To get some expertise, Vox sat down with Deborah King, who has studied the biomechanics of single, double and triple axels in figure skating.
"They need to generate the vertical velocity, but they also need to generate their angular momentum, or their rotational momentum for the jump, and that's all gotta happen during the approach up to the takeoff," she explained to Vox.
Unlike other jumps that require skaters to push off the toe, a triple axel requires that skaters push off the outer edge of their skates. The forward momentum gives them more air. And, the more time you have in the air, the more time you have to spin. In other words, higher jumps are better.
To complete a triple axel once in the air, a skater needs to spin - and fast. Some of that spin comes from the push off, but most of it comes from the skater's own body once they are airborne.

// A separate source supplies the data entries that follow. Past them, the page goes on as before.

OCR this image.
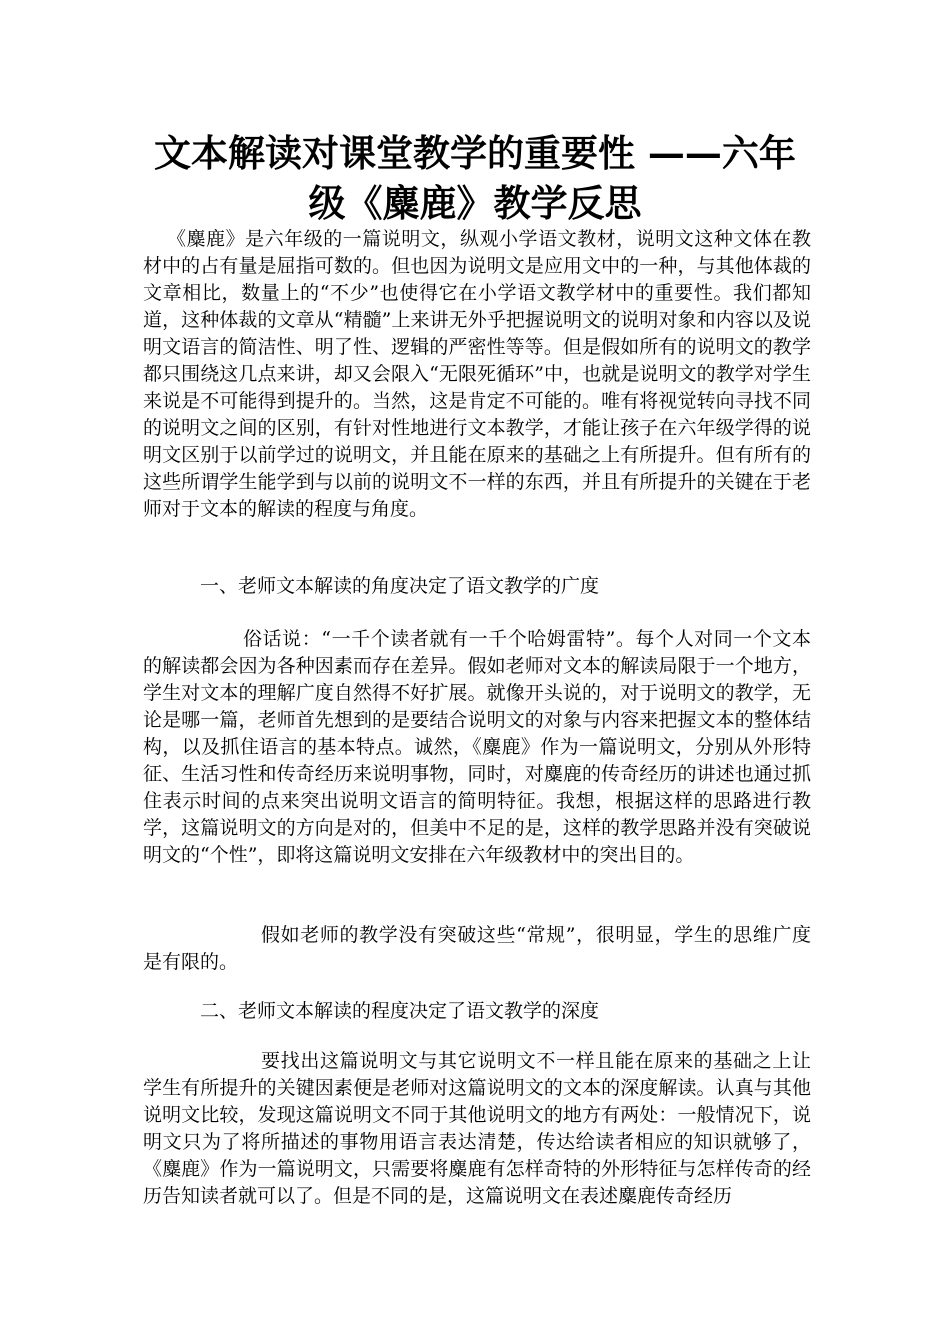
文本解读对课堂教学的重要性 ——六年级《麋鹿》教学反思

《麋鹿》是六年级的一篇说明文，纵观小学语文教材，说明文这种文体在教材中的占有量是屈指可数的。但也因为说明文是应用文中的一种，与其他体裁的文章相比，数量上的“不少”也使得它在小学语文教学材中的重要性。我们都知道，这种体裁的文章从“精髓”上来讲无外乎把握说明文的说明对象和内容以及说明文语言的简洁性、明了性、逻辑的严密性等等。但是假如所有的说明文的教学都只围绕这几点来讲，却又会限入“无限死循环”中，也就是说明文的教学对学生来说是不可能得到提升的。当然，这是肯定不可能的。唯有将视觉转向寻找不同的说明文之间的区别，有针对性地进行文本教学，才能让孩子在六年级学得的说明文区别于以前学过的说明文，并且能在原来的基础之上有所提升。但有所有的这些所谓学生能学到与以前的说明文不一样的东西，并且有所提升的关键在于老师对于文本的解读的程度与角度。

一、老师文本解读的角度决定了语文教学的广度

俗话说：“一千个读者就有一千个哈姆雷特”。每个人对同一个文本的解读都会因为各种因素而存在差异。假如老师对文本的解读局限于一个地方，学生对文本的理解广度自然得不好扩展。就像开头说的，对于说明文的教学，无论是哪一篇，老师首先想到的是要结合说明文的对象与内容来把握文本的整体结构，以及抓住语言的基本特点。诚然，《麋鹿》作为一篇说明文，分别从外形特征、生活习性和传奇经历来说明事物，同时，对麋鹿的传奇经历的讲述也通过抓住表示时间的点来突出说明文语言的简明特征。我想，根据这样的思路进行教学，这篇说明文的方向是对的，但美中不足的是，这样的教学思路并没有突破说明文的“个性”，即将这篇说明文安排在六年级教材中的突出目的。

假如老师的教学没有突破这些“常规”，很明显，学生的思维广度是有限的。

二、老师文本解读的程度决定了语文教学的深度

要找出这篇说明文与其它说明文不一样且能在原来的基础之上让学生有所提升的关键因素便是老师对这篇说明文的文本的深度解读。认真与其他说明文比较，发现这篇说明文不同于其他说明文的地方有两处：一般情况下，说明文只为了将所描述的事物用语言表达清楚，传达给读者相应的知识就够了，《麋鹿》作为一篇说明文，只需要将麋鹿有怎样奇特的外形特征与怎样传奇的经历告知读者就可以了。但是不同的是，这篇说明文在表述麋鹿传奇经历
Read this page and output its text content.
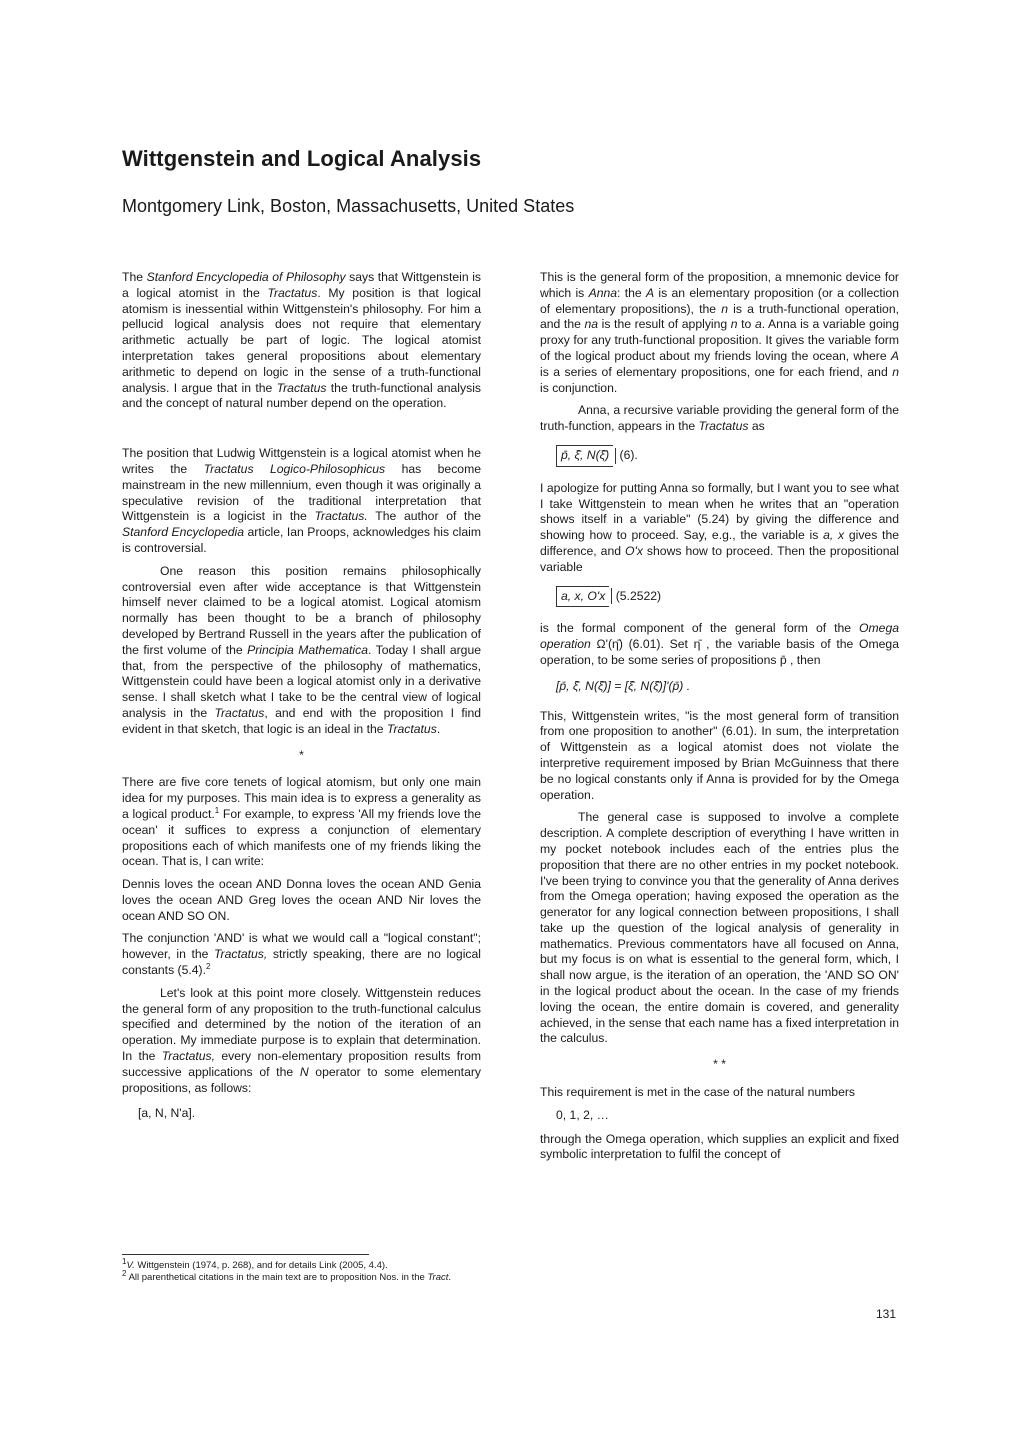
Wittgenstein and Logical Analysis
Montgomery Link, Boston, Massachusetts, United States

The Stanford Encyclopedia of Philosophy says that Wittgenstein is a logical atomist in the Tractatus. My position is that logical atomism is inessential within Wittgenstein's philosophy. For him a pellucid logical analysis does not require that elementary arithmetic actually be part of logic. The logical atomist interpretation takes general propositions about elementary arithmetic to depend on logic in the sense of a truth-functional analysis. I argue that in the Tractatus the truth-functional analysis and the concept of natural number depend on the operation.

The position that Ludwig Wittgenstein is a logical atomist when he writes the Tractatus Logico-Philosophicus has become mainstream in the new millennium, even though it was originally a speculative revision of the traditional interpretation that Wittgenstein is a logicist in the Tractatus. The author of the Stanford Encyclopedia article, Ian Proops, acknowledges his claim is controversial.

One reason this position remains philosophically controversial even after wide acceptance is that Wittgenstein himself never claimed to be a logical atomist. Logical atomism normally has been thought to be a branch of philosophy developed by Bertrand Russell in the years after the publication of the first volume of the Principia Mathematica. Today I shall argue that, from the perspective of the philosophy of mathematics, Wittgenstein could have been a logical atomist only in a derivative sense. I shall sketch what I take to be the central view of logical analysis in the Tractatus, and end with the proposition I find evident in that sketch, that logic is an ideal in the Tractatus.

*

There are five core tenets of logical atomism, but only one main idea for my purposes. This main idea is to express a generality as a logical product.$^1$ For example, to express 'All my friends love the ocean' it suffices to express a conjunction of elementary propositions each of which manifests one of my friends liking the ocean. That is, I can write:

Dennis loves the ocean AND Donna loves the ocean AND Genia loves the ocean AND Greg loves the ocean AND Nir loves the ocean AND SO ON.

The conjunction 'AND' is what we would call a "logical constant"; however, in the Tractatus, strictly speaking, there are no logical constants (5.4).$^2$

Let's look at this point more closely. Wittgenstein reduces the general form of any proposition to the truth-functional calculus specified and determined by the notion of the iteration of an operation. My immediate purpose is to explain that determination. In the Tractatus, every non-elementary proposition results from successive applications of the N operator to some elementary propositions, as follows:

[a, N, N'a].

This is the general form of the proposition, a mnemonic device for which is Anna: the A is an elementary proposition (or a collection of elementary propositions), the n is a truth-functional operation, and the na is the result of applying n to a. Anna is a variable going proxy for any truth-functional proposition. It gives the variable form of the logical product about my friends loving the ocean, where A is a series of elementary propositions, one for each friend, and n is conjunction.

Anna, a recursive variable providing the general form of the truth-function, appears in the Tractatus as

p̄, ξ̄, N(ξ̄) (6).

I apologize for putting Anna so formally, but I want you to see what I take Wittgenstein to mean when he writes that an "operation shows itself in a variable" (5.24) by giving the difference and showing how to proceed. Say, e.g., the variable is a, x gives the difference, and O'x shows how to proceed. Then the propositional variable

a, x, O'x (5.2522)

is the formal component of the general form of the Omega operation Ω'(η̄) (6.01). Set η̄ , the variable basis of the Omega operation, to be some series of propositions p̄ , then

[p̄, ξ̄, N(ξ̄)] = [ξ̄, N(ξ̄)]'(p̄) .

This, Wittgenstein writes, "is the most general form of transition from one proposition to another" (6.01). In sum, the interpretation of Wittgenstein as a logical atomist does not violate the interpretive requirement imposed by Brian McGuinness that there be no logical constants only if Anna is provided for by the Omega operation.

The general case is supposed to involve a complete description. A complete description of everything I have written in my pocket notebook includes each of the entries plus the proposition that there are no other entries in my pocket notebook. I've been trying to convince you that the generality of Anna derives from the Omega operation; having exposed the operation as the generator for any logical connection between propositions, I shall take up the question of the logical analysis of generality in mathematics. Previous commentators have all focused on Anna, but my focus is on what is essential to the general form, which, I shall now argue, is the iteration of an operation, the 'AND SO ON' in the logical product about the ocean. In the case of my friends loving the ocean, the entire domain is covered, and generality achieved, in the sense that each name has a fixed interpretation in the calculus.

* *

This requirement is met in the case of the natural numbers

0, 1, 2, …

through the Omega operation, which supplies an explicit and fixed symbolic interpretation to fulfil the concept of

$^1$V. Wittgenstein (1974, p. 268), and for details Link (2005, 4.4).
$^2$ All parenthetical citations in the main text are to proposition Nos. in the Tract.
131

Strangely enough, when you look at the data, the triple axel jump length is actually shorter than the double axel jump. But it actually makes sense, because all of that extra energy is going into rotation instead of distance. So, for instance, when Tonya Harding leapt into the air way back in 1991, she had to pull her body into a spin as quickly as possible.
Biomechanics aside, the triple axel is at its heart a physics problem.
"In terms of body position, you don't want your elbows sticking out, you don't want your arms right out in front of you, you don't want your knees sticking out, you should look as close as you can to a pencil," said King.
But landing a jump after 3 and a half spins, with such high speed of rotation, is no easy matter. To land on the ball of the opposite foot, skaters have to compensate for a huge rotational velocity, all while trying to look good.
The more physics you learn about the triple axel, the more impressive it gets.